The book could have been entitled Col. Red Blaik’s War because it traces Army’s rise in football from well south of mediocrity to the national title. Blaik came to West Point before the 1941 season with a mission: To build a team that would reflect the excellence of the U.S. Army. In 1944, Blaik’s fourth season, he accomplished that mission. Between D-Day and the Battle of the Bulge Army’s team, led by Felix “Doc” Blanchard and Glenn Davis, rolled over all their opponents. And sportswriters were quick to draw parallels between West Pointers on the gridirons and the American armies driving toward Germany.

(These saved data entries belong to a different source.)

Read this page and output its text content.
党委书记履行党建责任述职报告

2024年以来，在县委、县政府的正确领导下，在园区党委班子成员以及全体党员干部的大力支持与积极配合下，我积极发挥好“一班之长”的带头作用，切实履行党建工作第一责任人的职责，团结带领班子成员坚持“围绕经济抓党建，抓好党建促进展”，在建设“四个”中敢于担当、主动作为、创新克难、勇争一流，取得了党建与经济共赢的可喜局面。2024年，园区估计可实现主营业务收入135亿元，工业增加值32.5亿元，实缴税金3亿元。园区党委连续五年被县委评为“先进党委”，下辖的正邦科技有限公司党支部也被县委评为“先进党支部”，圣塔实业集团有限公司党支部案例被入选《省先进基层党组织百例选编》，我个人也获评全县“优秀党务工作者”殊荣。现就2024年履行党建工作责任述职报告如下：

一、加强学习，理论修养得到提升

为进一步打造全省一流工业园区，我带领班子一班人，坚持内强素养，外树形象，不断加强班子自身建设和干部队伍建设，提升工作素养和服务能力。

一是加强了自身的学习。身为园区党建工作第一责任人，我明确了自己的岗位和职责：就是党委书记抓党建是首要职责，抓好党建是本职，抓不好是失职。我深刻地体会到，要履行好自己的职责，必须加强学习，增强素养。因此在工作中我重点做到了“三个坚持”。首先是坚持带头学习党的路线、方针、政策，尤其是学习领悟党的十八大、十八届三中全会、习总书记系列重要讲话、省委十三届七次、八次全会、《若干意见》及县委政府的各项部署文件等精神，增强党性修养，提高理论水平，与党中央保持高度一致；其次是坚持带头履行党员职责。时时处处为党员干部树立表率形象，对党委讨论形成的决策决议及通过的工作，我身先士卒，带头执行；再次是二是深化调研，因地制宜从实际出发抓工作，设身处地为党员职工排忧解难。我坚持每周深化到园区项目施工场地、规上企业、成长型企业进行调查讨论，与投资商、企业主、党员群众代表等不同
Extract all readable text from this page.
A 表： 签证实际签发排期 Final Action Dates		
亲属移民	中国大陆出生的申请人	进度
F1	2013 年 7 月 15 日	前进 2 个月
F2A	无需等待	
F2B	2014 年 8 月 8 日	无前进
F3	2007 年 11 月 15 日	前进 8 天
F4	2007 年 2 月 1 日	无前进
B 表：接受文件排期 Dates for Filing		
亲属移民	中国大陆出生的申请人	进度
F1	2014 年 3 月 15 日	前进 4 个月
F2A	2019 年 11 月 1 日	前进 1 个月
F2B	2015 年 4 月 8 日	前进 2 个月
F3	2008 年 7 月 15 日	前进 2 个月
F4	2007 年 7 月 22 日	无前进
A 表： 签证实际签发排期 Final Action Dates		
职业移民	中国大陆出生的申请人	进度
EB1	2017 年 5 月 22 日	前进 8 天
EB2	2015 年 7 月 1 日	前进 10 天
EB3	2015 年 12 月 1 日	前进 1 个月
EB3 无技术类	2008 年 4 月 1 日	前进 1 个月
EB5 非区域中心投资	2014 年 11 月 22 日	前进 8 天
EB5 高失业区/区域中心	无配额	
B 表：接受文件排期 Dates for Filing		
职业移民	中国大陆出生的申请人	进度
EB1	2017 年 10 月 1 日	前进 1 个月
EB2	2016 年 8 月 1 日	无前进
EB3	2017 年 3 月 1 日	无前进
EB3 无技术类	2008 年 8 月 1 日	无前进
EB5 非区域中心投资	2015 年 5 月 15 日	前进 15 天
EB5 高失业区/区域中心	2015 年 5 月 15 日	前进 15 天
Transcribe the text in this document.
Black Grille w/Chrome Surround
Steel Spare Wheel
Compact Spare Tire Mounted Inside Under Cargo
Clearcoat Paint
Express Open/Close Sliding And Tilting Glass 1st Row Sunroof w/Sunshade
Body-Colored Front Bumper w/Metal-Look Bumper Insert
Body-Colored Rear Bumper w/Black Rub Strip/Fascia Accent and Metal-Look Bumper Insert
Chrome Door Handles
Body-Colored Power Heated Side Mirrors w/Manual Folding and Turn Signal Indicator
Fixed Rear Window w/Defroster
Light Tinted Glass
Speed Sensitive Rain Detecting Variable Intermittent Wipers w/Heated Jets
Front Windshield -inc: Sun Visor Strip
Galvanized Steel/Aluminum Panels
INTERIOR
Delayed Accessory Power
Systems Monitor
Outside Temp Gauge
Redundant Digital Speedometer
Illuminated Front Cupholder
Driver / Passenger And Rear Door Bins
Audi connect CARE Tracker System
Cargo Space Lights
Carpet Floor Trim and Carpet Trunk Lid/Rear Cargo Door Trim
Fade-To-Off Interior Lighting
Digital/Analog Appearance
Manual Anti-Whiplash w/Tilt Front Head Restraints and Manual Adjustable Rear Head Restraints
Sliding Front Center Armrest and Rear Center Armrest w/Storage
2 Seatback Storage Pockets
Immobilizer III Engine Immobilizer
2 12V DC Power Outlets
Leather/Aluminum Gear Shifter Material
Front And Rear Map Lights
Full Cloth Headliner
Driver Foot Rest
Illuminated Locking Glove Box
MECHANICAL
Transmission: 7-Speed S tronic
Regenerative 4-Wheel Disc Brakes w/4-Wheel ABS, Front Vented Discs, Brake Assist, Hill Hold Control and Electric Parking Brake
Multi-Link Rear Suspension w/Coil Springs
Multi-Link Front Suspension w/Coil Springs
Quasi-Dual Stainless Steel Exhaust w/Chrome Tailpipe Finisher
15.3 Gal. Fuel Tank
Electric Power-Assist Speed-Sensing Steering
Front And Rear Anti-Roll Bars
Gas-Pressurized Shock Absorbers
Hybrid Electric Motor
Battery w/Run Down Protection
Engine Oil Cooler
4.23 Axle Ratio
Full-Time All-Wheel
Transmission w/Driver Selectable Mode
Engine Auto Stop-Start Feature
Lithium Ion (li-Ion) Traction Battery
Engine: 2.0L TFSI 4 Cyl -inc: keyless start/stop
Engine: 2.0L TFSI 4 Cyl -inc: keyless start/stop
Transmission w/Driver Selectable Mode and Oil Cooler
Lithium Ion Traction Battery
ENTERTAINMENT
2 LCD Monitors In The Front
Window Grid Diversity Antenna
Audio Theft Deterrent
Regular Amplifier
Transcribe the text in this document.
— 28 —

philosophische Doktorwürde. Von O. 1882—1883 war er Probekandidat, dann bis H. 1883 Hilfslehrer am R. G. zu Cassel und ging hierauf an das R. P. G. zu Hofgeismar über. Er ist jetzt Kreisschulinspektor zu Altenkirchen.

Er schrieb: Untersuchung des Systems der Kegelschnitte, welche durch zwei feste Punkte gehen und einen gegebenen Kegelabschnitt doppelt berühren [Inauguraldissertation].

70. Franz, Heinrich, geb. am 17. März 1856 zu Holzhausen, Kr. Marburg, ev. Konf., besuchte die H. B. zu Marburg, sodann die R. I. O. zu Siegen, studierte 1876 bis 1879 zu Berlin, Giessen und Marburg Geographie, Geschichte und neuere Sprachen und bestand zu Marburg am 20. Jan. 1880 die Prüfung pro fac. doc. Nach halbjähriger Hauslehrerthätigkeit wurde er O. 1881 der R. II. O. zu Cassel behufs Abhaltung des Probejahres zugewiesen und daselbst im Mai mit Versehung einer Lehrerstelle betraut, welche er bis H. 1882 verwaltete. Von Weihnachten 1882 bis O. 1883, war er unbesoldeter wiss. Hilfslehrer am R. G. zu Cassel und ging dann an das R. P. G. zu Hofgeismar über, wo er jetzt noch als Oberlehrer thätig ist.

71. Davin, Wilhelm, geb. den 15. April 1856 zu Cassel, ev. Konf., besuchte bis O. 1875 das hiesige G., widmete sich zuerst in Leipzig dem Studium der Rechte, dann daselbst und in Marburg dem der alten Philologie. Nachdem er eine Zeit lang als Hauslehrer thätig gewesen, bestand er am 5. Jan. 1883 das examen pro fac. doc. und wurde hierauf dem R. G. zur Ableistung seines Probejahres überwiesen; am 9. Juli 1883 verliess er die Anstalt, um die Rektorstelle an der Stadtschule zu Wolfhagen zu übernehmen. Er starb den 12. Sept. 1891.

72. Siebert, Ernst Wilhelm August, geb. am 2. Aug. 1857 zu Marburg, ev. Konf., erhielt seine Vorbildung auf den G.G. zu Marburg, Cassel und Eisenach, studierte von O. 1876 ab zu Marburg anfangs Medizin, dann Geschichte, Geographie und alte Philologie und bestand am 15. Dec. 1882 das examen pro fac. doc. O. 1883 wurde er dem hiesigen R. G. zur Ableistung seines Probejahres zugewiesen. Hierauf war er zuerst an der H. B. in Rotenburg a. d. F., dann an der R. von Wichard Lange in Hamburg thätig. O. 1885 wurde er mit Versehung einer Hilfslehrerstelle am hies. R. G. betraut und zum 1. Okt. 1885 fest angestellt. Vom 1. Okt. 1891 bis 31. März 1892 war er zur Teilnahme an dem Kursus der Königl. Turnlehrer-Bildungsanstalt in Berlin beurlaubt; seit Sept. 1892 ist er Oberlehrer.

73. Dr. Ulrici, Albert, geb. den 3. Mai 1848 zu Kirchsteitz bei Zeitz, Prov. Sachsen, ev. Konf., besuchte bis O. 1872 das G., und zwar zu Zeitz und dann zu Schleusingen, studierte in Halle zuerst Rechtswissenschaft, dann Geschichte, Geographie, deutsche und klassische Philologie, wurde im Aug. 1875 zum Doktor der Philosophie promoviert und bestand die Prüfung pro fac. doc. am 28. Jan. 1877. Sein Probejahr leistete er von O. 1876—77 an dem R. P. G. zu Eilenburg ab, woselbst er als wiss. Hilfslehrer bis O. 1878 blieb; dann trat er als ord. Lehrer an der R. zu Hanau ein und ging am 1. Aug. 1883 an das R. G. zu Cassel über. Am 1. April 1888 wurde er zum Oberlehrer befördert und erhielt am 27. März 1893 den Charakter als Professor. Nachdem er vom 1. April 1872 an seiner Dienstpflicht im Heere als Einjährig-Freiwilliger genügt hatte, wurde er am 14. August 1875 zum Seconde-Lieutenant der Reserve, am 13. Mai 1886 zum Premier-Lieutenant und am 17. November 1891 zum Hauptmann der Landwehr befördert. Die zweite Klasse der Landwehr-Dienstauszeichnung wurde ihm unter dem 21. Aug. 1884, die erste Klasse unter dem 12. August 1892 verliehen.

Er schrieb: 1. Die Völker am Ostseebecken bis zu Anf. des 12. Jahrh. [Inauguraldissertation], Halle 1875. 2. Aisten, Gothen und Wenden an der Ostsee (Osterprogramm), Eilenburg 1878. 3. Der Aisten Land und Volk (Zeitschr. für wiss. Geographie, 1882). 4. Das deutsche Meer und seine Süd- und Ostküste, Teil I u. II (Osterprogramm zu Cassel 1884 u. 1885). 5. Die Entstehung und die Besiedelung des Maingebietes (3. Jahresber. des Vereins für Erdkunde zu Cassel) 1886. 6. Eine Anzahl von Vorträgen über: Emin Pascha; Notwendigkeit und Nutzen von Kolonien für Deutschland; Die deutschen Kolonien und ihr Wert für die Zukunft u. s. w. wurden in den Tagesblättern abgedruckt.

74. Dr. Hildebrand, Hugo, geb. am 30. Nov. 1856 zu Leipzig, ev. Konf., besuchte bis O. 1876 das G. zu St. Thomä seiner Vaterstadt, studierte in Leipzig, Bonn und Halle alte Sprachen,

Page 99 illustrates this link between football and war. It begins with the death of Paul Bunker, an All-American West Point football player who served 40 years in the Army, commanded the coastal artillery forces in the Battle of Corregidor, and died of starvation and disease in a Japanese prisoner of war camp.

From Bunker the page transitions to a discussion of the new image West Point cultivated during World War II. Before the war reporters regarded the USMA as an anachronism, a place where cadets still mastered equestrian skills and were photographed at cotillions wearing white gloves and plumed tarbuckets. The coverage changed during the war. Now reporters noted that dress uniforms had been shelved for fatigues, and the hills around West Point echoed with the low rumble of artillery pieces and the rat-a-tat-tat of machine guns. No longer horsemen, West Pointers were soldiers in the age of tanks.

I reinforce the connection to football on the next page: “By 1943 journalists had transformed Army’s team from a squad of football players to representatives of the country’s first line of defense. They were America’s soldier-players, commanded by Colonel Blaik and adored by General MacArthur. Navy players struggled to erase their image of elitism, but the men in long gray coats were as all-American as the G.I. Joes slogging up the gut of Italy.”

On one level, then, A Team for America explores the connections between the players and the soldiers. But on a different level, it recounts the lives of specific players as they advanced toward a showdown game with Navy. It was their story—perhaps the smaller story—that made the book a joy to write.